Dan Cohen : C’est fou. Tous ont le même titre disant : « c’est le chef de gang, le chef de gang le plus redouté ». C’est tellement prévisible que c’est banal… Je veux défier ces gars. Pourquoi n’allez-vous pas à Izo, pourquoi n’allez-vous pas à Ti Lapli, pourquoi n’allez-vous pas chez l’un des vrais gangsters criminels ?…

En fait, Cherizier a d’abord décliné leur demande, et vous savez ce qu’ils ont fait ? Ils se sont juste présentés dans son quartier, sans y être invités. Et Cherizier était bienveillant. Il a dit: “D’accord, je vais faire l’interview avec vous.”

Ils devraient aller dans d’autres quartiers où le chef ne garantira pas votre sécurité, où vous risquez d’être kidnappé et peut-être tué, et voir ce qui se passe. Alors c’est juste honteux.

Clayton Morris : Absolument.

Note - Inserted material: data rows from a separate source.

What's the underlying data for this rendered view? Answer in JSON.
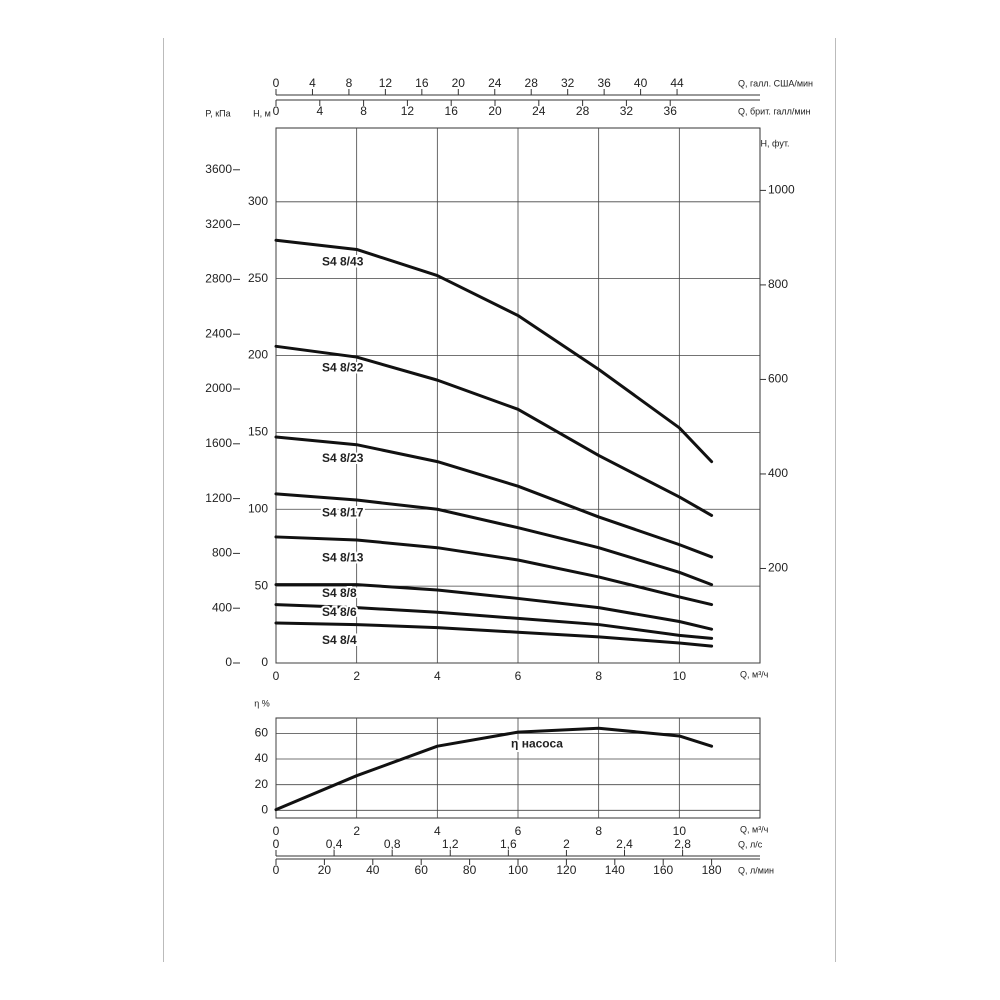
{
  "chart_data": [
    {
      "type": "line",
      "x_label": "Q, м³/ч",
      "y_label": "H, м",
      "x": [
        0,
        2,
        4,
        6,
        8,
        10,
        10.8
      ],
      "xlim": [
        0,
        12
      ],
      "xticks": [
        0,
        2,
        4,
        6,
        8,
        10
      ],
      "ylim": [
        0,
        348
      ],
      "yticks": [
        0,
        50,
        100,
        150,
        200,
        250,
        300
      ],
      "grid": true,
      "series": [
        {
          "name": "S4 8/43",
          "color": "#111111",
          "values": [
            275,
            269,
            252,
            226,
            191,
            153,
            131
          ]
        },
        {
          "name": "S4 8/32",
          "color": "#111111",
          "values": [
            206,
            199,
            184,
            165,
            135,
            108,
            96
          ]
        },
        {
          "name": "S4 8/23",
          "color": "#111111",
          "values": [
            147,
            142,
            131,
            115,
            95,
            77,
            69
          ]
        },
        {
          "name": "S4 8/17",
          "color": "#111111",
          "values": [
            110,
            106,
            100,
            88,
            75,
            59,
            51
          ]
        },
        {
          "name": "S4 8/13",
          "color": "#111111",
          "values": [
            82,
            80,
            75,
            67,
            56,
            43,
            38
          ]
        },
        {
          "name": "S4 8/8",
          "color": "#111111",
          "values": [
            51,
            51,
            47.5,
            42,
            36,
            27,
            22
          ]
        },
        {
          "name": "S4 8/6",
          "color": "#111111",
          "values": [
            38,
            36,
            33,
            29,
            25,
            18,
            16
          ]
        },
        {
          "name": "S4 8/4",
          "color": "#111111",
          "values": [
            26,
            25,
            23,
            20,
            17,
            13,
            11
          ]
        }
      ],
      "extra_axes": [
        {
          "side": "left",
          "label": "P, кПа",
          "lim": [
            0,
            3905
          ],
          "ticks": [
            0,
            400,
            800,
            1200,
            1600,
            2000,
            2400,
            2800,
            3200,
            3600
          ]
        },
        {
          "side": "right",
          "label": "H, фут.",
          "lim": [
            0,
            1132
          ],
          "ticks": [
            200,
            400,
            600,
            800,
            1000
          ]
        },
        {
          "side": "top",
          "label": "Q, галл. США/мин",
          "lim": [
            0,
            53.1
          ],
          "ticks": [
            0,
            4,
            8,
            12,
            16,
            20,
            24,
            28,
            32,
            36,
            40,
            44
          ]
        },
        {
          "side": "top",
          "label": "Q, брит. галл/мин",
          "lim": [
            0,
            44.2
          ],
          "ticks": [
            0,
            4,
            8,
            12,
            16,
            20,
            24,
            28,
            32,
            36
          ]
        }
      ]
    },
    {
      "type": "line",
      "x_label": "Q, м³/ч",
      "y_label": "η %",
      "x": [
        0,
        2,
        4,
        6,
        8,
        10,
        10.8
      ],
      "xlim": [
        0,
        12
      ],
      "xticks": [
        0,
        2,
        4,
        6,
        8,
        10
      ],
      "ylim": [
        -6,
        72
      ],
      "yticks": [
        0,
        20,
        40,
        60
      ],
      "grid": true,
      "series": [
        {
          "name": "η насоса",
          "color": "#111111",
          "values": [
            0.5,
            27,
            50,
            61,
            64,
            58,
            50
          ]
        }
      ],
      "extra_axes": [
        {
          "side": "bottom",
          "label": "Q, л/с",
          "lim": [
            0,
            3.333
          ],
          "ticks": [
            0,
            {
              "value": 0.4,
              "label": "0,4"
            },
            {
              "value": 0.8,
              "label": "0,8"
            },
            {
              "value": 1.2,
              "label": "1,2"
            },
            {
              "value": 1.6,
              "label": "1,6"
            },
            2,
            {
              "value": 2.4,
              "label": "2,4"
            },
            {
              "value": 2.8,
              "label": "2,8"
            }
          ]
        },
        {
          "side": "bottom",
          "label": "Q, л/мин",
          "lim": [
            0,
            200
          ],
          "ticks": [
            0,
            20,
            40,
            60,
            80,
            100,
            120,
            140,
            160,
            180
          ]
        }
      ]
    }
  ]
}
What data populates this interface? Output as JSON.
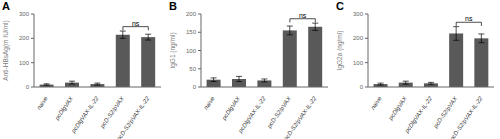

Eh bien, nous continuerons à couvrir cette histoire et, espérons-le, à apporter de la lumière et à la mettre en lumière, et j’espère que les Américains qui regardent cette histoire pourront la partager et se rendre compte qu’il y a une autre facette à cette histoire, pas celle dont les grands médias traditionnels nourrissent le grand public.